Оказывается, в Италии, полной солнца, пленительной небесной синевы, ослепительно и плавно разворачивающегося плейера, породившего великую плеяду художников, следует, подобно Феллини, отыскивать для полотен пасмурное с низкими облаками небо, долгую слякоть, сырость, дожди, и с великой скупостью впускать солнце, по-эллински солнечное море, прекрасно-печальные закаты в высоких рощах пиний (совсем неподалеку от кинотеатра - сады Боргезе) только в те мгновения, которые несут надежду, возникают нитью Ариадны в будущее.
Память детства, игры, затаенность детского взгляда: ребенок в цирке рядом с дедом, бородатым, в черном наглухо застегнутом костюме и шляпе, прямо из синагоги (талес подмышкой) поведшим внука в цирк. Выясняется, что оба деда - и Кона и Джульетты - крайние вольнодумцы.
Спасает ли это Кона, как спасло Джульетту?
Память детства - единственное, что они могут противопоставить неотвратимо надвигающемуся забвению.
Там - в детстве - они существуют, грезят, обретают пусть недолгую, но истинную внутреннюю свободу.
И вовсе это не символы, аллегории, лейтмотивы.
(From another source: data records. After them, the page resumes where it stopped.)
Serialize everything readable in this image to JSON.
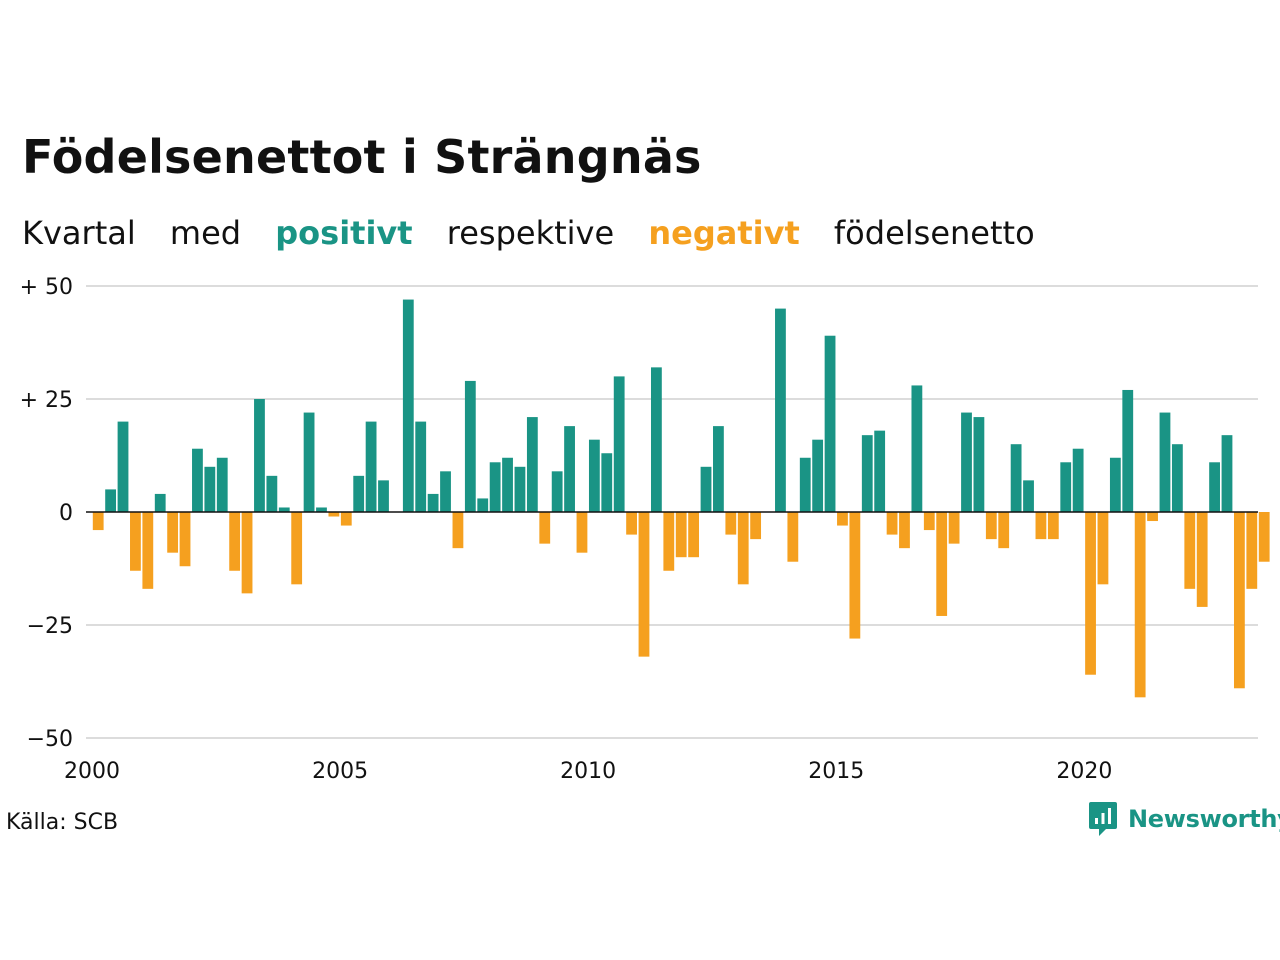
{
  "colors": {
    "positive": "#1a9485",
    "negative": "#f5a01f",
    "grid": "#dcdcdc",
    "text": "#111111"
  },
  "header": {
    "title": "Födelsenettot i Strängnäs",
    "subtitle": {
      "w1": "Kvartal",
      "w2": "med",
      "pos": "positivt",
      "w3": "respektive",
      "neg": "negativt",
      "w4": "födelsenetto"
    }
  },
  "footer": {
    "source": "Källa: SCB",
    "logo_text": "Newsworthy",
    "logo_icon": "newsworthy-chart-bubble-icon"
  },
  "chart_data": {
    "type": "bar",
    "title": "Födelsenettot i Strängnäs",
    "subtitle": "Kvartal med positivt respektive negativt födelsenetto",
    "xlabel": "",
    "ylabel": "",
    "x_unit": "quarter",
    "x_start": "2000 Q1",
    "xlim": [
      2000,
      2023.5
    ],
    "ylim": [
      -50,
      50
    ],
    "yticks": [
      {
        "value": 50,
        "label": "+ 50"
      },
      {
        "value": 25,
        "label": "+ 25"
      },
      {
        "value": 0,
        "label": "0"
      },
      {
        "value": -25,
        "label": "−25"
      },
      {
        "value": -50,
        "label": "−50"
      }
    ],
    "xticks": [
      {
        "value": 2000,
        "label": "2000"
      },
      {
        "value": 2005,
        "label": "2005"
      },
      {
        "value": 2010,
        "label": "2010"
      },
      {
        "value": 2015,
        "label": "2015"
      },
      {
        "value": 2020,
        "label": "2020"
      }
    ],
    "grid": true,
    "values": [
      -4,
      5,
      20,
      -13,
      -17,
      4,
      -9,
      -12,
      14,
      10,
      12,
      -13,
      -18,
      25,
      8,
      1,
      -16,
      22,
      1,
      -1,
      -3,
      8,
      20,
      7,
      0,
      47,
      20,
      4,
      9,
      -8,
      29,
      3,
      11,
      12,
      10,
      21,
      -7,
      9,
      19,
      -9,
      16,
      13,
      30,
      -5,
      -32,
      32,
      -13,
      -10,
      -10,
      10,
      19,
      -5,
      -16,
      -6,
      0,
      45,
      -11,
      12,
      16,
      39,
      -3,
      -28,
      17,
      18,
      -5,
      -8,
      28,
      -4,
      -23,
      -7,
      22,
      21,
      -6,
      -8,
      15,
      7,
      -6,
      -6,
      11,
      14,
      -36,
      -16,
      12,
      27,
      -41,
      -2,
      22,
      15,
      -17,
      -21,
      11,
      17,
      -39,
      -17,
      -11
    ]
  }
}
Это всамделишные, физически ощутимые, как горячка или озноб - страхи, страсти, столкновения, вожделения, зависть, ревность - и все это выползает из всех щелей жизни, сплетается в клубок того мира, через который предстоит пробиться или погибнуть, мира, в котором забвенная отрешенность высоких безмолвных пиний мгновенно сменяется суетой вечеринки с ее доводящей до суеты болтовней, когда говорят все сразу и каждый слышит лишь самого себя, когда напряженный спиритический сеанс всей тяжестью прошлого обрушивается на твои плечи, а затем уже на гадальный столик.
Как такое выдержать?
И Джульетта теряет сознание или впадает в сонный паралич, столь знакомый Кону по первым дням в Риме.
Там - в глубинах потерянного сознания - мир гнилостно-зеленый, полный плесени и тины, и некий полу-проявленный стареющий атлет из цирка в роли Судьбы тянет канат из моря, надрывается, просит Джульетту: помоги…
Но стоит нам взяться за канат, как Судьба мгновенно отстраняется: "Это уже не моя проблема".
Приходишь в себя - как спасаешься.
Вокруг - лица, увиденные взором человека, только что пришедшего в сознание: Маргалит и Майз - каждый в своем куколе, образованном сумерками зала и колеблющимся отсветом экранной жизни, - зачарованные, висящие на такой тонкой, слабой, такой самодостаточной нити зрения, и мирно спящий Якоб Якоб, хотя, казалось бы, многолетние ночные вылазки должны были в нем выработать профессиональное бодрствование в темноте.
Сны ли, кошмары рождают эти полу-проявленные облики, символы подавленных вожделений - полуголые, в замысловатых одеяниях, с размытыми порочно-юными ликами, пестрые, с преобладанием горячечно-красного цвета?